In the early nineteenth century, wealthy families in Europe and America adorned their homes with wallpaper depicting scenes from Cook’s voyages, including Tahitian dancers, Tongan wrestlers, and Cook’s final struggle on the beach in Hawaii. Dufour, the French company that manufactured these “scenic papers,” advertised its product as not only decorative but didactic—useful in teaching children about geography, botany, and exotic peoples, as well as inspiring them to great things.
The notion seems quaint today. Natty enjoys my stories of Cook’s adventures, though he prefers to hear about wizards and hobbits. He has spent a third of his life in Australia; his room in Virginia is filled with stuffed koalas and kangaroos, and books about Aborigines. The antipodes doesn’t seem strange or unimaginable to him.
If a company like Dufour were to design wallpaper today, it would probably craft images of men on the moon, or weightless astronauts on space stations. This, too, was part of Cook’s legacy. He was one of the world’s great explore
rs, but also among its last. In his wake, other discoverers filled in the few remaining blanks on the map. Eventually, there wasn’t anyplace left on earth where no man had gone before.
Tucking Natty in, I liked to think that he might become an explorer of a different sort. As Rick Knecht, the Alaskan archaeologist, had told me during our boat ride to Cook’s landing site, there was evidence of a “novelty-seeking” gene in humans’ makeup.

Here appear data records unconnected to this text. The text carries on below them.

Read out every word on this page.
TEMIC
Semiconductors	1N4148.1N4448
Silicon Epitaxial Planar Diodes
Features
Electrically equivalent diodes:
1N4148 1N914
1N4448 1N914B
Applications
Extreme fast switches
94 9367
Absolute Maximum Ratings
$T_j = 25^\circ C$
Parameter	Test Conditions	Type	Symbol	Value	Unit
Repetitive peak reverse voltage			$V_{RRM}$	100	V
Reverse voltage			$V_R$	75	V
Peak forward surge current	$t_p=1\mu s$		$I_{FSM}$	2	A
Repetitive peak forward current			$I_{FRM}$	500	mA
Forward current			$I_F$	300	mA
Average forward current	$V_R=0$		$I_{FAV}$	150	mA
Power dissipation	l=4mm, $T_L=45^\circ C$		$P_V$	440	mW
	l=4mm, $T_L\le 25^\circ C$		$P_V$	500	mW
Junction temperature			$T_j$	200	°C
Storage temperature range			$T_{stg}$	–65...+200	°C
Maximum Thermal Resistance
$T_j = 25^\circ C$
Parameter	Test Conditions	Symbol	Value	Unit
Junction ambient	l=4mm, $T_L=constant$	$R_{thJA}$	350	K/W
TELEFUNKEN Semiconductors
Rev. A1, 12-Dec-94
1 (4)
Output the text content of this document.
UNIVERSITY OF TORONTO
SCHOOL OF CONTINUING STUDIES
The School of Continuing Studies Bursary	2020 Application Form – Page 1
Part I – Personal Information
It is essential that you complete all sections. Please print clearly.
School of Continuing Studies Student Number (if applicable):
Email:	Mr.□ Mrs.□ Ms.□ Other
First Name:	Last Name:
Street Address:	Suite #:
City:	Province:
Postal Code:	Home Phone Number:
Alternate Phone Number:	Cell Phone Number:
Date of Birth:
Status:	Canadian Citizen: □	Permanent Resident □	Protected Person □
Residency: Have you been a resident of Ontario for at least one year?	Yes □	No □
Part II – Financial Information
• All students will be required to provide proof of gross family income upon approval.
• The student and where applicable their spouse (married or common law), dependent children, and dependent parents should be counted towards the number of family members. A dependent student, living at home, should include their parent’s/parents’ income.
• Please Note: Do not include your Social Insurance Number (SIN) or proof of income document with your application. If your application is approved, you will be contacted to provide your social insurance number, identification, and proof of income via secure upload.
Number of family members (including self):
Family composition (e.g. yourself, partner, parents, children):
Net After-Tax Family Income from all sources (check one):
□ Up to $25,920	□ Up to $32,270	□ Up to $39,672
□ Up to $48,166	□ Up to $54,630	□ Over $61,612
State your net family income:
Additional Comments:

Cook, because of the early deaths of his own children, wasn’t able to pass this trait along. But maybe I could, if not genetically then with my stories about the navigator.
When adults ask Natty what he wants to be when he grows up, he always smiles mysteriously and says, “An adventurer.” Making lists of supplies and companions for his future exploration fills much of his playtime. Natty’s mission, like Cook’s, isn’t always clear: the destination is often secret or imaginary, and it tends to change from day to day. But I rejoice in the endeavor.